Lors du partage des biens « Moré » le 14 juin 1747, les deux maisons sont adjugées l’une (300) à Catherine Moré épouse Pierre Evrard, confiseur à Metz. Elle sera cédée à Anne Viville veuve Dominique Lacour, le 8 octobre 1767. En 1809, les propriétaires sont Etienne Chevreux, professeur de dessin à Metz, et Suzanne Hennequin, son épouse.
Et l'autre (301) à Barbe Moré (sœur), épouse Charles Volmerange, bourgeois de Metz. Elle est revendue le 21 septembre 1777 à Charles Pierron, marchand boucher à Metz, et Anne Bernard, son épouse (encore propriétaires en 1809).
Le bâtiment construit dans le jardin contigu formera par la suite deux maisons : l’une numérotée 302, propriété d’Etienne Blanchebarbe, propriétaire à Lorry-lès-Metz, et Margte Genot (maison héritée de Pierre Genot, maire de Woippy de 1770 à 1780, et une autre, 303, propriété de Jean-Etienne Chereck.
Cliquer sur l'image pour accéder à l'histoire de cette chapelle. |
On remarque sur ce plan, en plein milieu de la place, qu'un bâtiment a été construit en lieu et place de la croix (N° 296).
C'est toute une histoire !
Pendant la révolution, en remplacement d’une chapelle située au centre du village (actuellement place André Debs) une nouvelle chapelle est bâtie à l’emplacement de cette croix en pierre. Sa construction est terminée en 1793, c’est un simple bâtiment d’environ huit mètres de longueur sur 6 mètres de largeur. Cette chapelle sera rehaussée d’un étage en 1819 pour y établir une salle d’école et un cabinet pour entreposer les archives communales.
Après avoir eu plusieurs utilisations, cette « ancienne chapelle » sera démolie à la fin de l'année 1964.
Dans les années 1930, c'était la mairie.
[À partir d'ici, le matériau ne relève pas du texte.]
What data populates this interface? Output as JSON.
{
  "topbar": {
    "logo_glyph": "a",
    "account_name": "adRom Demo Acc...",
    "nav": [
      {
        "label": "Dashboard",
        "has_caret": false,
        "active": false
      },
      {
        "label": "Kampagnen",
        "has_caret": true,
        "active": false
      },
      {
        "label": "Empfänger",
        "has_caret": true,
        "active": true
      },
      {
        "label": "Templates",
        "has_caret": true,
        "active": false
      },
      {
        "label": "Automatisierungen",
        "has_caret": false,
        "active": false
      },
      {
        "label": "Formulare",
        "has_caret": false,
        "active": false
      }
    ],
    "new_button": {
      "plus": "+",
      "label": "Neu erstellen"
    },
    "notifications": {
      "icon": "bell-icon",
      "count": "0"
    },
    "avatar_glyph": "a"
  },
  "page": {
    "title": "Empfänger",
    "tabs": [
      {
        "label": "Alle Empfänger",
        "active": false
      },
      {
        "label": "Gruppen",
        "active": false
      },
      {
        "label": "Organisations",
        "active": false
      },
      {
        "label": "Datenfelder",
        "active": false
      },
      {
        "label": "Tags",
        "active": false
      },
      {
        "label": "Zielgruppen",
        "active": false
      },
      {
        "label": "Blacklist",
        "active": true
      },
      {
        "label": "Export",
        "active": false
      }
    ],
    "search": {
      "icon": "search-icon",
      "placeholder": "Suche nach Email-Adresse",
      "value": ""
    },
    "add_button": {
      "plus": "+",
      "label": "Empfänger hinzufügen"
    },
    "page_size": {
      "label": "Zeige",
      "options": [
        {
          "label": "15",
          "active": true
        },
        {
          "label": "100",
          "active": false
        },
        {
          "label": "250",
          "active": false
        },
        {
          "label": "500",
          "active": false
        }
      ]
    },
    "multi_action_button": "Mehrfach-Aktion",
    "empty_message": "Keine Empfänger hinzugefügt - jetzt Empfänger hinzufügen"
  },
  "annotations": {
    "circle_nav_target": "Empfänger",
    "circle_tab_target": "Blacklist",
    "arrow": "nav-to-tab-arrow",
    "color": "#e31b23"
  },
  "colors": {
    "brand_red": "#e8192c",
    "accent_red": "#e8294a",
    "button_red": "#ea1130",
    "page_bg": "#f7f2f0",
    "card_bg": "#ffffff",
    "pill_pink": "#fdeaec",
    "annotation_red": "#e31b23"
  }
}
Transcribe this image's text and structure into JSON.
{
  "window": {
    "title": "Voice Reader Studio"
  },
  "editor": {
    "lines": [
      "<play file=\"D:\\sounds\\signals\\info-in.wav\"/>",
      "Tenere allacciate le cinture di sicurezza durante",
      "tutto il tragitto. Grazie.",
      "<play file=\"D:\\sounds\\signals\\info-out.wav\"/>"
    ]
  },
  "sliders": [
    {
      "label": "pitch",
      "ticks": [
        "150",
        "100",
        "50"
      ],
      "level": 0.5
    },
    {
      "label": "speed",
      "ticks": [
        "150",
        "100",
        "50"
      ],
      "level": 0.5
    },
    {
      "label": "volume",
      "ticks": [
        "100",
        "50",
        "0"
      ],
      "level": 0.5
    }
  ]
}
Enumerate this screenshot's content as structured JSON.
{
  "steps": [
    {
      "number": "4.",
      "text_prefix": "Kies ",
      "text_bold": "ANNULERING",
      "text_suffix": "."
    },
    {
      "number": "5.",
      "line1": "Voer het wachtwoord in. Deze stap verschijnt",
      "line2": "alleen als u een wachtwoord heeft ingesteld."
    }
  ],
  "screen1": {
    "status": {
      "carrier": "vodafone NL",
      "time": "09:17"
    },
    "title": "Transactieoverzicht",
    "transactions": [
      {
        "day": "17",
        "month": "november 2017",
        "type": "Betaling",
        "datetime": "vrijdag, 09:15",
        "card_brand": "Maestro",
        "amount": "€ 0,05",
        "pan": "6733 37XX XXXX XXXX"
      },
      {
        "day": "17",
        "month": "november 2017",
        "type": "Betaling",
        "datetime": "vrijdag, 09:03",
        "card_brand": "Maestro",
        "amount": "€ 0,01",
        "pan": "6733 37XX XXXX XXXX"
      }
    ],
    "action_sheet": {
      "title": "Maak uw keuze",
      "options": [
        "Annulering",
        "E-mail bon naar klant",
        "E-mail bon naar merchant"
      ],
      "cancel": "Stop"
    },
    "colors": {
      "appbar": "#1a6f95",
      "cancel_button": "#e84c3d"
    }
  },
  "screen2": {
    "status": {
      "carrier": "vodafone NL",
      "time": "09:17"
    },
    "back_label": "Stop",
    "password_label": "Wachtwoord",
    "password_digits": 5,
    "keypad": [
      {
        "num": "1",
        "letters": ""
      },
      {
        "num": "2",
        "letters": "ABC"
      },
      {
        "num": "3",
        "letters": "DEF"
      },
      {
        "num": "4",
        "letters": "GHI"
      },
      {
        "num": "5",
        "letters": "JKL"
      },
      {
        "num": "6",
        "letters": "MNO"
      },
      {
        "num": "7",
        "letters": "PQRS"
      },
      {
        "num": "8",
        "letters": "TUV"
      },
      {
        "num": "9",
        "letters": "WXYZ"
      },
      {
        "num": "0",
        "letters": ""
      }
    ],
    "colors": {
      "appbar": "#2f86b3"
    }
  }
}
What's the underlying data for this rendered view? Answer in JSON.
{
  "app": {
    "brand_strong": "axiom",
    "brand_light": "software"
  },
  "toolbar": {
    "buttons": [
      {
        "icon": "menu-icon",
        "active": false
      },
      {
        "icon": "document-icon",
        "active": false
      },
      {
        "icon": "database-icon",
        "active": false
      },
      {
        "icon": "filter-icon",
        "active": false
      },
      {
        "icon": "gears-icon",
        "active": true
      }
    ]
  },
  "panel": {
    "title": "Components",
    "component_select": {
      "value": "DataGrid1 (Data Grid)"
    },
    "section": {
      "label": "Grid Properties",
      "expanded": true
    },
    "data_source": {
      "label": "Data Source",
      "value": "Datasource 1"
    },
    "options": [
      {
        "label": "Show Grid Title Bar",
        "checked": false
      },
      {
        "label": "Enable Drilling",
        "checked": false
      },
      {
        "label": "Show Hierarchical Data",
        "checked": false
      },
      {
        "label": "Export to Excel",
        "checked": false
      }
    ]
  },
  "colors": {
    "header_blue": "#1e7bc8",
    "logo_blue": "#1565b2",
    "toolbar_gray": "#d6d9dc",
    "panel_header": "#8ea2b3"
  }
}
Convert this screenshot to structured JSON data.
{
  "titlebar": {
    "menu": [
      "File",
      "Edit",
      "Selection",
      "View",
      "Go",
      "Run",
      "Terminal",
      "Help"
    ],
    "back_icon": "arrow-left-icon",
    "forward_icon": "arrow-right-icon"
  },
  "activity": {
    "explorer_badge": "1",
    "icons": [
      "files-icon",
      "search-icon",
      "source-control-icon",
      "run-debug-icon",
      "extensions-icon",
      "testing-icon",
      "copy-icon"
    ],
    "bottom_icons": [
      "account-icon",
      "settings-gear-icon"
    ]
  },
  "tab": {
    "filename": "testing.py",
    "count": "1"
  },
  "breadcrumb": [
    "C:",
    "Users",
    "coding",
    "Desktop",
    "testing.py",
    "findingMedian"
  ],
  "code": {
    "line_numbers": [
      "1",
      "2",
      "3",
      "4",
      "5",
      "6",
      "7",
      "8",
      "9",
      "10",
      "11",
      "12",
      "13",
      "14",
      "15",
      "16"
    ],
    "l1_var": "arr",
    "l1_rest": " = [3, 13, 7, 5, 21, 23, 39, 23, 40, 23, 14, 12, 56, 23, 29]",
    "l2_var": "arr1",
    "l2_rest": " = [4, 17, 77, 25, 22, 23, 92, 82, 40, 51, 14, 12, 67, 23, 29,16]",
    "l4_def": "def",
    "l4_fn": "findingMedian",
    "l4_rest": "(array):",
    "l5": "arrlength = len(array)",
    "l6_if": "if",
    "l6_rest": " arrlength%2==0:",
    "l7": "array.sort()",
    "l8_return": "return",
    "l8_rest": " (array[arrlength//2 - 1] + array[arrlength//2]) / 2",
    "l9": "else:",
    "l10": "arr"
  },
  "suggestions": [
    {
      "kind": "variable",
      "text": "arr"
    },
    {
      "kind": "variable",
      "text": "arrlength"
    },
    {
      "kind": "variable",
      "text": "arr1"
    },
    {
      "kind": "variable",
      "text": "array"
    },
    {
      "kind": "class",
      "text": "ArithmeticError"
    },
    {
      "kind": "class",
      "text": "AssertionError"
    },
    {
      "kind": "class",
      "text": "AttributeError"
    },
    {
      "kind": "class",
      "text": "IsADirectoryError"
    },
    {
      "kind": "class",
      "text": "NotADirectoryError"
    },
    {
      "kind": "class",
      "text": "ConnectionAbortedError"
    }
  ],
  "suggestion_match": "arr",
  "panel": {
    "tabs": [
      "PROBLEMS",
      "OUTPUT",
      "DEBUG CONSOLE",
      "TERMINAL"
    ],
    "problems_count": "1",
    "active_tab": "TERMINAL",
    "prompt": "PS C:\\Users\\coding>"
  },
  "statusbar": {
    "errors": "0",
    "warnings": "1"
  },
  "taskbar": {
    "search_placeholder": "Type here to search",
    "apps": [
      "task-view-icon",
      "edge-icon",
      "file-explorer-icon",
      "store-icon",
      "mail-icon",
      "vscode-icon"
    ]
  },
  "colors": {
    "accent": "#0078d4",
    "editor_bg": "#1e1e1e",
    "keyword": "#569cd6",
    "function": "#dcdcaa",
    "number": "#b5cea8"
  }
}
Cette vue date de la seconde guerre mondiale (Au fronton :
Bürgermeisteramt).
Toujours pendant la révolution, c'est sur cette place que fut planté en 1792 l'arbre de la liberté. Dans son ouvrage
Woippy, village du pays messin 1670-1870, Ed. Serpenoise, 1987, Pierre Brasme écrit, page 256 : « l'arbe de la liberté se dresse en face de la maison commune, l'ancienne chapelle, à proximité de l'église actuelle ».
Voyons maintenant la maison du côté droit de la place : la maison curiale (N° 299).
Avant la construction de l'église actuelle (inaugurée le 1er mai 1850) due à la générosité de Mlle Marie-Rose Marcus (1793-1855), l'église se situait dans l'enceinte du cimetière.
Le presbytère se trouvait donc à proximité.
À ce jour, aucun document ne peut prouver que cette maison appartenait au chapitre cathédrale et qu'elle fut vendue comme « bien national » à partir de 1789. Toujours est-il qu'en 1808, les propriétaires sont Pierre Fauconnier, orfèvre à Metz, et Marie Ludy son épouse. Pierre Fauconnier était le beau-frère de Jacques Barrault, qui remplit les fonctions de maire de Woippy de 1792 à 1796 sans en prendre officiellement le titre.
Par la suite, cette maison sera séparée et modifiée en deux habitations (comme aujourd'hui) et différents propriétaires se succéderont.
Les énumérer n'apporterait rien à l'histoire de cette maison, toutefois la dernière vente en date du 5 décembre 1887 a été faite par les héritiers de Jean Mangenot et Jeanne Marie Masson son épouse (propriétaires depuis 1870). L'acquéreur était Félix Lapied et depuis, cette maison appartient toujours à ses descendants.
Ci-contre, ladite maison vue depuis le clocher de l'église (février 2006).
Une petite hypothèse au sujet de cette maison presbytérale.
La constitution civile du clergé votée en juillet 1790 par l’Assemblée constituante donne un nouveau statut aux prêtres. Ils sont directement liés à l’Etat, sont salariés par celui-ci et ne dépendent plus directement du Saint-Siège.
Les prêtres doivent alors prêter serment à la Constitution civile du clergé, ils sont appelés prêtres jureurs ou prêtes assermentés par opposition aux prêtres insermentés ou réfractaires.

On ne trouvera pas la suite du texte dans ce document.